I have 1 spring balance with me(k1). I suspend 10 kg. It shows 10kg.
So far so gud. No big Deal.
Now i suspend this arrangement to another spring(k2). Now both show 5kg.
Q. Why is this so. Y dont they give anyreading totalling to 10. y only 5 and 5.
Q. Why does it not happen that spring1(k1) show 10kg. and the other spring show (10+weight of spring1)
as if we draw fbd of 2nd spring it has 10kg weight and spring 1 below it.
i hope u got what im trying to ask
2006-06-16 07:35:26 · 2 answers · asked by Sean 3 in Science & Mathematics ➔ Physics
OK SORRY. MY QUESTION IS WRONG. THE FIRST ANSWER IS CORRECT. NO MORE REPLIES PLEASE.
2006-06-16 07:43:14 · update #1
If whole arrangement (k1 + 1st spring) is suspended by 2nd spring, you WILL get 10+weight of spring 1, like you said.
2006-06-16 07:38:55 · answer #1 · answered by David J 2 · 3⤊ 0⤋
I assume both springs have the same spring constant and are the same length. Actually from your description, the results tend to support that.
Do a thought experiment. Suppose you had a single spring of K=K1=K2 that was the total length S1 + S2. You now hang the 10kg mass and the spring elongates (Delta L = Weight / K). It isn't just the end of the spring that elongates, but the spring elongates equally everywhere along its length.
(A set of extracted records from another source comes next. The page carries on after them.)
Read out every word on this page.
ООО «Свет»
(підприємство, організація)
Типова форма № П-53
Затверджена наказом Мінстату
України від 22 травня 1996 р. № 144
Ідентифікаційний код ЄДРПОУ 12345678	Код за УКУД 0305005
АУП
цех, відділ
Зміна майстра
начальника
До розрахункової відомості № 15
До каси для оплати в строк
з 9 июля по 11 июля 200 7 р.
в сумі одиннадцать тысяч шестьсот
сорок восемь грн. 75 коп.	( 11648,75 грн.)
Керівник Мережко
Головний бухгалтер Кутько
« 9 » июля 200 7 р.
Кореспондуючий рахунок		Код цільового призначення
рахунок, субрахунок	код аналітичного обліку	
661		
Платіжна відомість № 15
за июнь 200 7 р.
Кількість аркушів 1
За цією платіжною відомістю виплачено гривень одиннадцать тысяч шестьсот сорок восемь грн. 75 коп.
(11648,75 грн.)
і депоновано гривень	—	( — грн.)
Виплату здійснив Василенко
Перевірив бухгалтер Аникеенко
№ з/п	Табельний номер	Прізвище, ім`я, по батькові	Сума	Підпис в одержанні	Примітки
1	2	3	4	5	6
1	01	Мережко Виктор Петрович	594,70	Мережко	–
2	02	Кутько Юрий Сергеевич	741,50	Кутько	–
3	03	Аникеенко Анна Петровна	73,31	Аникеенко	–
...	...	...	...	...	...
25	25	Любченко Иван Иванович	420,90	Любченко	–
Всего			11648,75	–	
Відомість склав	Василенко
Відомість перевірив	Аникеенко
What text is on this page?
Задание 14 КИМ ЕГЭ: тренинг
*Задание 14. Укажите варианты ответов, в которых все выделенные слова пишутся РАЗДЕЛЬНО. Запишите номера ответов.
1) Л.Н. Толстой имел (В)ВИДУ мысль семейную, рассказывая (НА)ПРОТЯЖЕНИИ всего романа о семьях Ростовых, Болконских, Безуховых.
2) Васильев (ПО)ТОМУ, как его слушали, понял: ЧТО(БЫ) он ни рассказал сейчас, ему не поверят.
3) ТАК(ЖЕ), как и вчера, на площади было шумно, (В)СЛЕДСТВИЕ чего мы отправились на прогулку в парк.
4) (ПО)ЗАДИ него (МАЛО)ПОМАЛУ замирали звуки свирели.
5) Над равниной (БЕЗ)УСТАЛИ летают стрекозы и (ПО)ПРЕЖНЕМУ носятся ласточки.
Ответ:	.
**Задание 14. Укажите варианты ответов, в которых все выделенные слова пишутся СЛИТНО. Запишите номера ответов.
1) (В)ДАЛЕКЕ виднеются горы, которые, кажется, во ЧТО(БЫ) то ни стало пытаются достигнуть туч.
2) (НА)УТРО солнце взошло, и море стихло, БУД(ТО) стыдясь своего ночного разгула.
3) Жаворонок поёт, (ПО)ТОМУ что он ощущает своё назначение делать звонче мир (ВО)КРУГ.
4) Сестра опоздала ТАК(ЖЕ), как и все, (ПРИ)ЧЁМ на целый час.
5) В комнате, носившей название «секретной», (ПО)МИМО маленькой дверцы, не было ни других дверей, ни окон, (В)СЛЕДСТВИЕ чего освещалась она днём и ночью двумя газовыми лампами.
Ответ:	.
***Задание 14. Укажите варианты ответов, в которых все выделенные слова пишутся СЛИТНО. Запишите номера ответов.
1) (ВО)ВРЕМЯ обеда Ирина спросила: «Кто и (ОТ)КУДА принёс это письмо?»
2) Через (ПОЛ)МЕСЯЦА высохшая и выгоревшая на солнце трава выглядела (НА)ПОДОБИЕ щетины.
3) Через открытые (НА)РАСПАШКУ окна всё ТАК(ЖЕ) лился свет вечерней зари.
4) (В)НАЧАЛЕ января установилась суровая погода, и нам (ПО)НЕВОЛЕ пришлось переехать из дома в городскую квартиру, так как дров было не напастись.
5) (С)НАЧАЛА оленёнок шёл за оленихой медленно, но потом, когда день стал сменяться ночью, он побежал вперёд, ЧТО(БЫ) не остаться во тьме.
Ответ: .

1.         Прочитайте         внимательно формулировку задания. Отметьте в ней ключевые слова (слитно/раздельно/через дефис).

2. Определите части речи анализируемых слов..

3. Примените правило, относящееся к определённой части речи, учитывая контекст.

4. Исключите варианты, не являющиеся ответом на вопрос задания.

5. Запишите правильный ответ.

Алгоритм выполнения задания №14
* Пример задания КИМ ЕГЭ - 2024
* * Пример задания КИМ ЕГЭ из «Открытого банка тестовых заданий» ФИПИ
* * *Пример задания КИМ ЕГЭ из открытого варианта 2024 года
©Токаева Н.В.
Suppose you had measured how much the single long spring had elongated at its mid-span. It would have elongated one-half of the total elongation, DeltaL / 2. For the spring with K that elongates DeltL/2, the result would read only 5kg AT THAT POINT. Hooking the 2 springs in series is the same as using a single equivalent spring.
For an axial loaded structure, Delta = F*L/A*E. The effective spring rate is K = F/Delta = A*E/L. For A and E the same, the spring rate is inversely proportional to its length. Halve the length of the structure and the spring rate doubles (it gets stiffer).
2006-06-16 14:54:29 · answer #2 · answered by Anonymous · 0⤊ 0⤋